Carol Vogel’s written and video reports (New York Times) on Sigmar Polke’s preparations for the upcoming Biennale have me longing, deeply longing, to see this new body of work, “The Axis of Time.” (One painting from that series is posted on Slow Painting.) Vogel visited him in his Cologne atelier and feasted on a studio overflowing with books, images, objects, materials–some of them edgy and toxic–that continue to inspire and inform Polke’s amazing body of art. His work is wide ranging, even more so than Richter’s. Not only is he a master of mystically beautiful surfaces and juxtaposed imagery, he uses pointilistic dotting like a leitmotif throughout his work. I have lost my breath several times in front of a Polke. He is a modern day alchemist to be sure.

polke5.jpg

Vogel’s reporting included some wonderful comments by Polke about his materials and the effects he is striving for. Here is an excerpt:

Mr. Polke returned to painting in earnest in the 1980s, exploring new materials and pigments so voraciously that his studio became an alchemist’s playground. He began experimenting with toxic substances, he said, because store-bought pigments often lacked the brilliant hues that he craved. He has used everything from arsenic and jade to azurite, turquoise, malachite, cinnabar and beeswax. He even extracted mucus from a snail and subjected it to light and oxygen to produce a vivid purple, in much the way the ancient Mycenaeans, Greeks and Romans created dye for their rulers’ robes.

In “Lump of Gold” (1982), he smeared arsenic directly on the canvas. Implicit was the notion that physical materials are as potent as the image itself. “He likes the idea that paintings can provide more than visual stimulation,” Mr. VeneKlasen said. “Large amounts of arsenic can kill, while small portions can heal.”

“Alabaster has its own mystical history, people can understand it, but tourmaline is more sophisticated, glowing,” he said, pointing to a tourmaline sample, with its prismatic crystals. “It forms nice patterns, it’s not as ordinary. This is all about the idea of the most holy things.”

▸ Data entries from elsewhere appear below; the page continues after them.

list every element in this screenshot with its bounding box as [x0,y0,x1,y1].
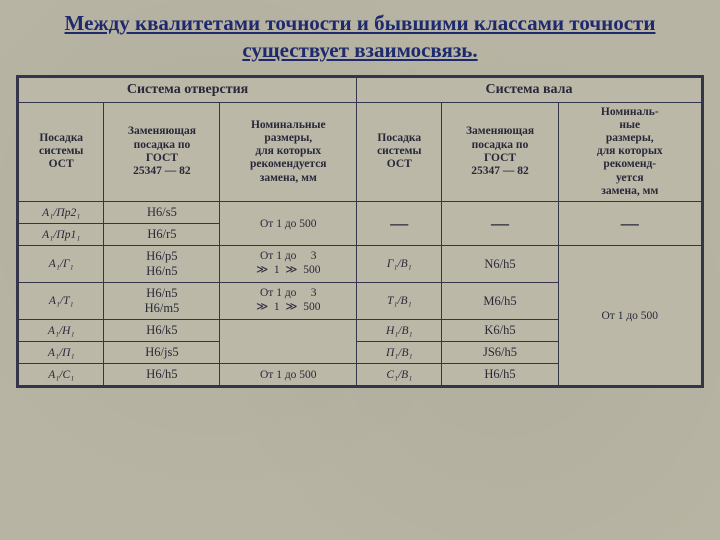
header-row-2: ПосадкасистемыОСТ Заменяющаяпосадка поГО… [19,102,702,202]
table-container: Система отверстия Система вала Посадкаси… [16,75,704,389]
r4e: M6/h5 [442,283,558,320]
r4a: А₁/Т₁ [19,283,104,320]
r12f: — [558,202,701,246]
r6b: H6/js5 [104,342,220,364]
row-3: А₁/Г₁ H6/p5H6/n5 От 1 до 3≫ 1 ≫ 500 Г₁/В… [19,246,702,283]
r12d: — [357,202,442,246]
page: { "title": "Между квалитетами точности и… [0,0,720,540]
r1a: А₁/Пр2₁ [19,202,104,224]
r1b: H6/s5 [104,202,220,224]
col-3: Номинальныеразмеры,для которыхрекомендуе… [220,102,357,202]
r37f: От 1 до 500 [558,246,701,386]
r7b: H6/h5 [104,364,220,386]
r4b: H6/n5H6/m5 [104,283,220,320]
r2b: H6/r5 [104,224,220,246]
r12e: — [442,202,558,246]
r5e: K6/h5 [442,320,558,342]
row-1: А₁/Пр2₁ H6/s5 От 1 до 500 — — — [19,202,702,224]
page-title: Между квалитетами точности и бывшими кла… [0,0,720,69]
col-1: ПосадкасистемыОСТ [19,102,104,202]
r7e: H6/h5 [442,364,558,386]
col-6: Номиналь-ныеразмеры,для которыхрекоменд-… [558,102,701,202]
header-left: Система отверстия [19,77,357,102]
r3a: А₁/Г₁ [19,246,104,283]
r4c: От 1 до 3≫ 1 ≫ 500 [220,283,357,320]
header-right: Система вала [357,77,702,102]
r5a: А₁/Н₁ [19,320,104,342]
r6e: JS6/h5 [442,342,558,364]
r7d: С₁/В₁ [357,364,442,386]
col-4: ПосадкасистемыОСТ [357,102,442,202]
col-2: Заменяющаяпосадка поГОСТ25347 — 82 [104,102,220,202]
r2a: А₁/Пр1₁ [19,224,104,246]
r6d: П₁/В₁ [357,342,442,364]
col-5: Заменяющаяпосадка поГОСТ25347 — 82 [442,102,558,202]
r12c: От 1 до 500 [220,202,357,246]
r56c [220,320,357,364]
r3e: N6/h5 [442,246,558,283]
header-row-1: Система отверстия Система вала [19,77,702,102]
r7a: А₁/С₁ [19,364,104,386]
r3c: От 1 до 3≫ 1 ≫ 500 [220,246,357,283]
r4d: Т₁/В₁ [357,283,442,320]
r6a: А₁/П₁ [19,342,104,364]
r3b: H6/p5H6/n5 [104,246,220,283]
r3d: Г₁/В₁ [357,246,442,283]
r5b: H6/k5 [104,320,220,342]
correspondence-table: Система отверстия Система вала Посадкаси… [18,77,702,387]
r7c: От 1 до 500 [220,364,357,386]
r5d: Н₁/В₁ [357,320,442,342]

Recently he has focused on how light changes the texture and colors of the canvases. “Light is a metaphoric thing,” taking on diverse emotional meanings, he explained over cups of tea in his living area. “There is green light and red light. Then there is black light, which is mostly danger.”

“I am trying to create another light, one that comes from reflection,” he said of the glow that emanates from the layers on his canvases. “Like celestial light, it gives the indication of new, supernatural things.” Some of the works will resemble golden landscapes, and another a sunrise. Their dusky texture is intended to induce a sort of drowsiness in the viewer.

polke4.jpg

What a wonderful pondering on the other dimensions of light! And his description of creating another light source–one that comes from reflection and from the layers of the painting–is as close a description as I can get to on what I am working through in my work as well.